Decreased Fatty Acid Oxidation and Altered Lactate Production during Exercise in Patients with Post-acute COVID-19 Syndrome

Esther de Boer 1,2, Irina Petrache 1,2,*, Nir M Goldstein 1, J Tod Olin 1, Rebecca C Keith 1,2, Brian Modena 1, Michael P Mohning 1,2, Zulma X Yunt 1,2, Inigo San-Millán 2,3,, Jeffrey J Swigris 1,2,
PMCID: PMC8865580  PMID: 34665688

To the Editor:

After acute infection with the severe acute respiratory syndrome coronavirus 2 (SARS-CoV-2), many individuals experience a range of symptoms including dyspnea, exercise intolerance, and chest pain commonly referred to as “post–COVID-19 syndrome” or as post-acute sequelae of SARS-CoV-2 infection (PASC) (1). Exertional dyspnea and physical activity intolerance in PASC can be debilitating despite mild acute coronavirus disease (COVID-19) and normal resting pulmonary physiology and cardiac function (2). There is an urgent need to understand the pathogenesis of PASC and find effective treatments. The cardiopulmonary exercise test (CPET) is commonly used to investigate unexplained exertional dyspnea; as such, it could provide insight into mechanisms of PASC. CPET data can be used to calculate rates of β-oxidation of fatty acids (FATox) and of lactate clearance, providing insight into mitochondrial function (3).
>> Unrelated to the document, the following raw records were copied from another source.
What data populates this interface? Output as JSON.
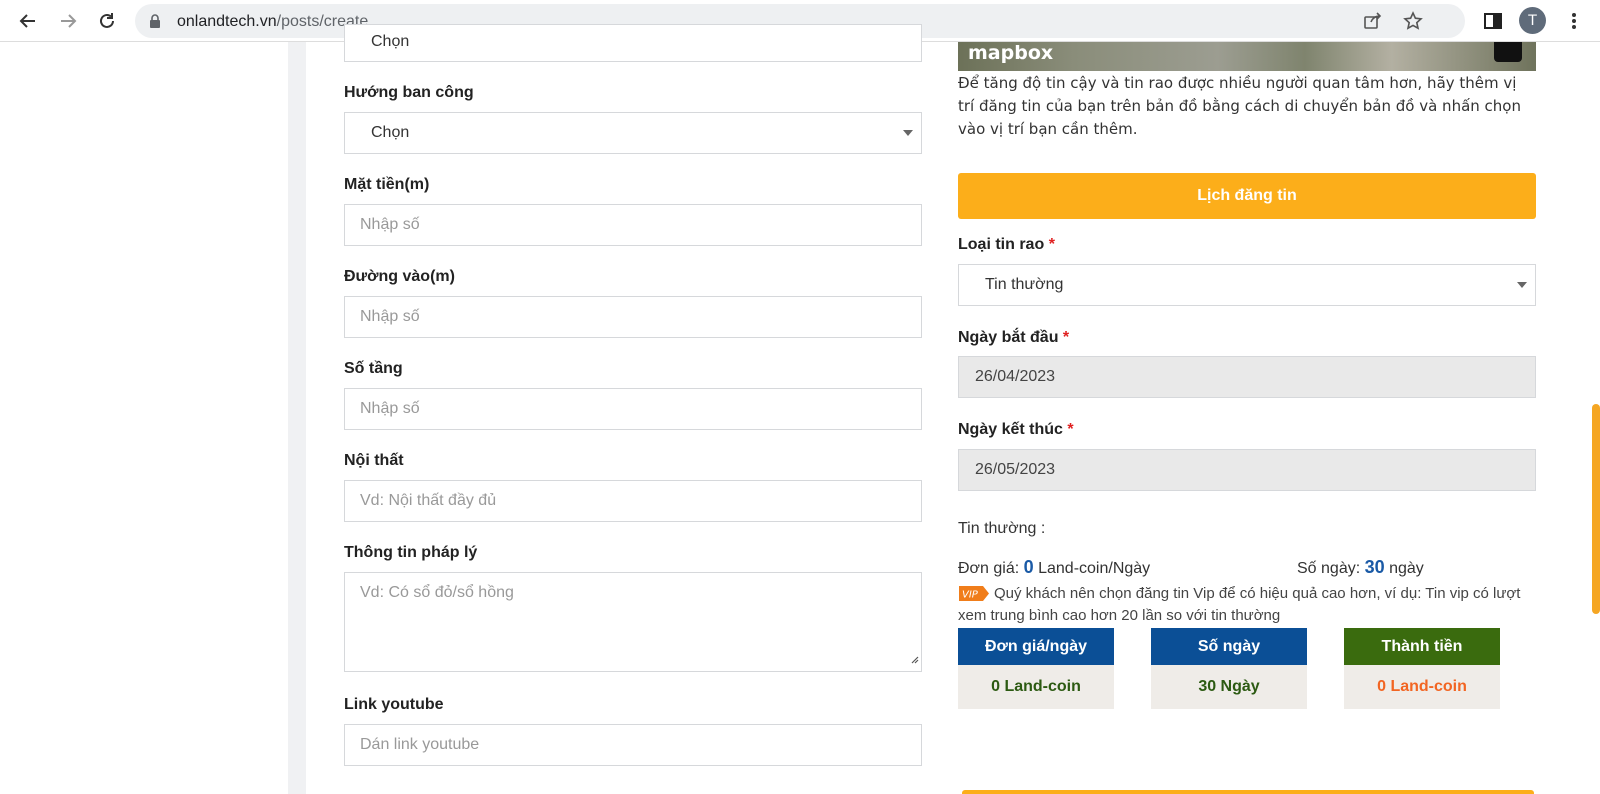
{
  "browser": {
    "url_domain": "onlandtech.vn",
    "url_path": "/posts/create",
    "avatar_letter": "T"
  },
  "left_form": {
    "top_select_partial": "Chọn",
    "balcony": {
      "label": "Hướng ban công",
      "value": "Chọn"
    },
    "frontage": {
      "label": "Mặt tiền(m)",
      "placeholder": "Nhập số"
    },
    "road": {
      "label": "Đường vào(m)",
      "placeholder": "Nhập số"
    },
    "floors": {
      "label": "Số tầng",
      "placeholder": "Nhập số"
    },
    "furniture": {
      "label": "Nội thất",
      "placeholder": "Vd: Nội thất đầy đủ"
    },
    "legal": {
      "label": "Thông tin pháp lý",
      "placeholder": "Vd: Có sổ đỏ/sổ hồng"
    },
    "youtube": {
      "label": "Link youtube",
      "placeholder": "Dán link youtube"
    }
  },
  "map": {
    "logo": "mapbox",
    "note": "Để tăng độ tin cậy và tin rao được nhiều người quan tâm hơn, hãy thêm vị trí đăng tin của bạn trên bản đồ bằng cách di chuyển bản đồ và nhấn chọn vào vị trí bạn cần thêm."
  },
  "schedule": {
    "header": "Lịch đăng tin",
    "type_label": "Loại tin rao",
    "type_value": "Tin thường",
    "start_label": "Ngày bắt đầu",
    "start_value": "26/04/2023",
    "end_label": "Ngày kết thúc",
    "end_value": "26/05/2023",
    "required_mark": "*"
  },
  "summary": {
    "type_line": "Tin thường :",
    "unit_price_label": "Đơn giá:",
    "unit_price_value": "0",
    "unit_price_unit": "Land-coin/Ngày",
    "days_label": "Số ngày:",
    "days_value": "30",
    "days_unit": "ngày",
    "vip_badge": "VIP",
    "vip_text": "Quý khách nên chọn đăng tin Vip để có hiệu quả cao hơn, ví dụ: Tin vip có lượt xem trung bình cao hơn 20 lần so với tin thường"
  },
  "tiles": [
    {
      "head": "Đơn giá/ngày",
      "value": "0 Land-coin",
      "head_color": "#0b4f96",
      "value_color": "#2c5a12"
    },
    {
      "head": "Số ngày",
      "value": "30 Ngày",
      "head_color": "#0b4f96",
      "value_color": "#2c5a12"
    },
    {
      "head": "Thành tiền",
      "value": "0 Land-coin",
      "head_color": "#3a6b0e",
      "value_color": "#f26522"
    }
  ],
  "colors": {
    "accent": "#fcae1a",
    "required": "#e02020",
    "number": "#1a5aa6"
  }
}
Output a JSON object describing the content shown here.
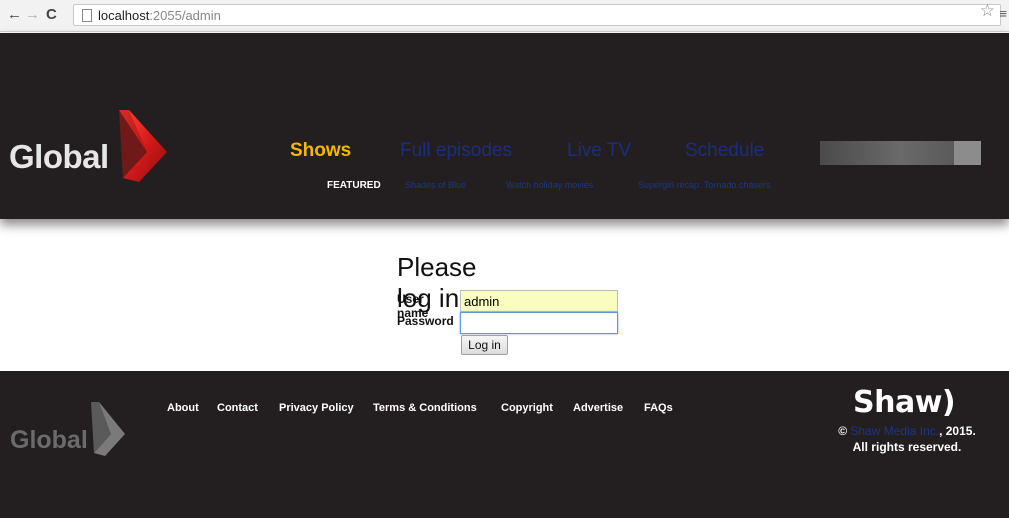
{
  "browser": {
    "url_host": "localhost",
    "url_rest": ":2055/admin",
    "back_icon": "←",
    "forward_icon": "→",
    "reload_icon": "C",
    "star_icon": "☆",
    "menu_icon": "≡"
  },
  "header": {
    "logo_text": "Global",
    "main_nav": [
      {
        "label": "Shows",
        "active": true
      },
      {
        "label": "Full episodes",
        "active": false
      },
      {
        "label": "Live TV",
        "active": false
      },
      {
        "label": "Schedule",
        "active": false
      }
    ],
    "sub_nav": {
      "featured_label": "FEATURED",
      "links": [
        "Shades of Blue",
        "Watch holiday movies",
        "Supergirl recap: Tornado chasers"
      ]
    }
  },
  "login": {
    "title": "Please log in.",
    "username_label": "User name",
    "username_value": "admin",
    "password_label": "Password",
    "password_value": "",
    "submit_label": "Log in"
  },
  "footer": {
    "logo_text": "Global",
    "links": [
      "About",
      "Contact",
      "Privacy Policy",
      "Terms & Conditions",
      "Copyright",
      "Advertise",
      "FAQs"
    ],
    "brand": "Shaw)",
    "copyright_symbol": "©",
    "company": "Shaw Media Inc.",
    "year": ", 2015.",
    "rights": "All rights reserved."
  },
  "colors": {
    "header_bg": "#231f20",
    "active_nav": "#f4b800",
    "link_blue": "#1b2e7e",
    "logo_red": "#d21f1f"
  }
}
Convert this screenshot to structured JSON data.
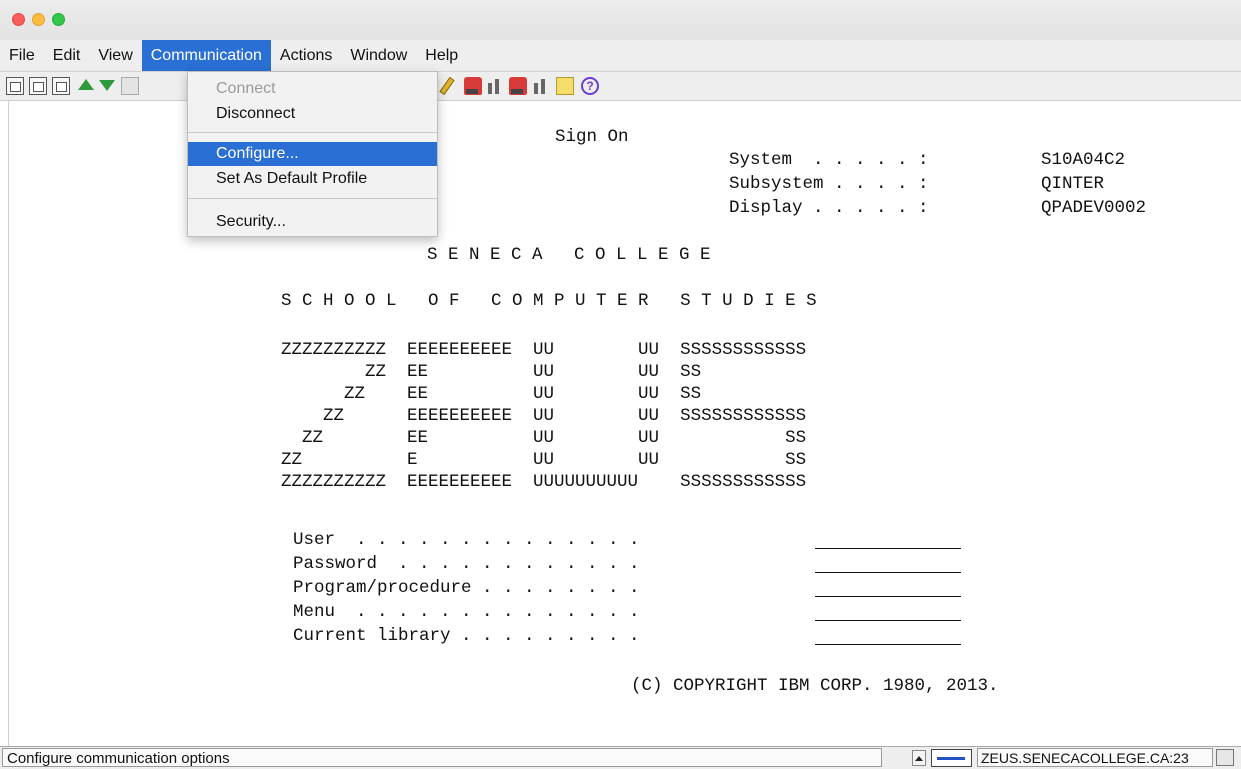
{
  "menubar": {
    "items": [
      "File",
      "Edit",
      "View",
      "Communication",
      "Actions",
      "Window",
      "Help"
    ],
    "active": "Communication"
  },
  "toolbar": {
    "icons": [
      "print-screen-icon",
      "copy-icon",
      "paste-icon",
      "send-file-icon",
      "receive-file-icon",
      "display-icon",
      "macro-icon",
      "record-macro-icon",
      "stop-macro-icon",
      "play-macro-icon",
      "pause-macro-icon",
      "notes-icon",
      "help-icon"
    ]
  },
  "dropdown": {
    "connect": "Connect",
    "disconnect": "Disconnect",
    "configure": "Configure...",
    "set_default": "Set As Default Profile",
    "security": "Security..."
  },
  "screen": {
    "title": "Sign On",
    "system_label": "System  . . . . . :",
    "system_value": "S10A04C2",
    "subsystem_label": "Subsystem . . . . :",
    "subsystem_value": "QINTER",
    "display_label": "Display . . . . . :",
    "display_value": "QPADEV0002",
    "banner1": "S E N E C A   C O L L E G E",
    "banner2": "S C H O O L   O F   C O M P U T E R   S T U D I E S",
    "art": [
      "ZZZZZZZZZZ  EEEEEEEEEE  UU        UU  SSSSSSSSSSSS",
      "        ZZ  EE          UU        UU  SS",
      "      ZZ    EE          UU        UU  SS",
      "    ZZ      EEEEEEEEEE  UU        UU  SSSSSSSSSSSS",
      "  ZZ        EE          UU        UU            SS",
      "ZZ          E           UU        UU            SS",
      "ZZZZZZZZZZ  EEEEEEEEEE  UUUUUUUUUU    SSSSSSSSSSSS"
    ],
    "fields": [
      "User  . . . . . . . . . . . . . .",
      "Password  . . . . . . . . . . . .",
      "Program/procedure . . . . . . . .",
      "Menu  . . . . . . . . . . . . . .",
      "Current library . . . . . . . . ."
    ],
    "copyright": "(C) COPYRIGHT IBM CORP. 1980, 2013."
  },
  "status": {
    "message": "Configure communication options",
    "host": "ZEUS.SENECACOLLEGE.CA:23"
  }
}
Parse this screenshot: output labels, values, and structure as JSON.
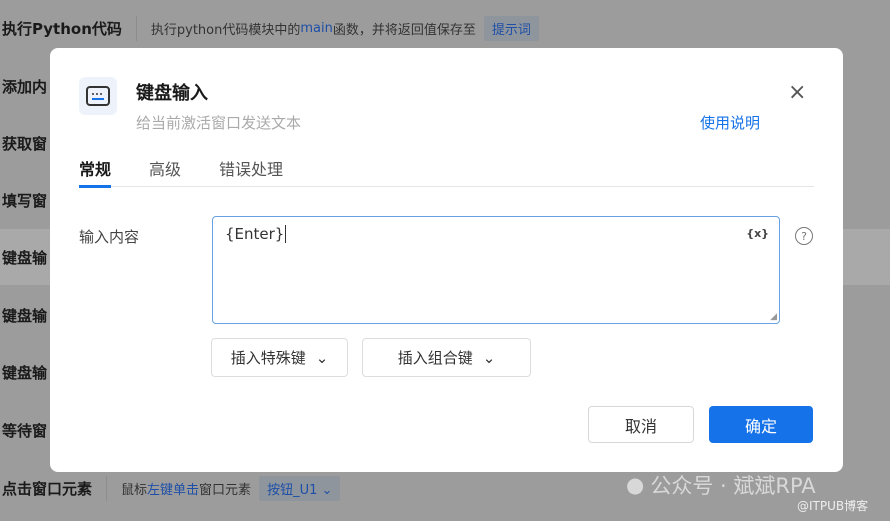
{
  "background": {
    "rows": [
      {
        "label": "执行Python代码",
        "desc_pre": "执行python代码模块中的",
        "desc_hl": "main",
        "desc_post": "函数，并将返回值保存至",
        "tag": "提示词"
      },
      {
        "label": "添加内"
      },
      {
        "label": "获取窗"
      },
      {
        "label": "填写窗"
      },
      {
        "label": "键盘输"
      },
      {
        "label": "键盘输"
      },
      {
        "label": "键盘输"
      },
      {
        "label": "等待窗"
      },
      {
        "label": "点击窗口元素",
        "desc_pre": "鼠标",
        "desc_hl": "左键单击",
        "desc_post": "窗口元素",
        "tag": "按钮_U1"
      }
    ]
  },
  "modal": {
    "title": "键盘输入",
    "subtitle": "给当前激活窗口发送文本",
    "help_link": "使用说明",
    "close": "×",
    "tabs": [
      {
        "label": "常规",
        "active": true
      },
      {
        "label": "高级"
      },
      {
        "label": "错误处理"
      }
    ],
    "field_label": "输入内容",
    "field_value": "{Enter}",
    "var_icon": "{x}",
    "help_icon": "?",
    "insert_special": "插入特殊键",
    "insert_combo": "插入组合键",
    "cancel": "取消",
    "ok": "确定"
  },
  "watermark": {
    "text": "公众号 · 斌斌RPA",
    "sub": "@ITPUB博客"
  },
  "colors": {
    "accent": "#1572e8",
    "overlay": "#9c9c9c"
  }
}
Fit individuals have better mitochondrial function and a higher rate of FATox during exercise than less fit individuals (4). Our results suggest that patients with PASC have significant impairment in fat β-oxidation and increased blood lactate accumulation during exercise, regardless of previous comorbidities.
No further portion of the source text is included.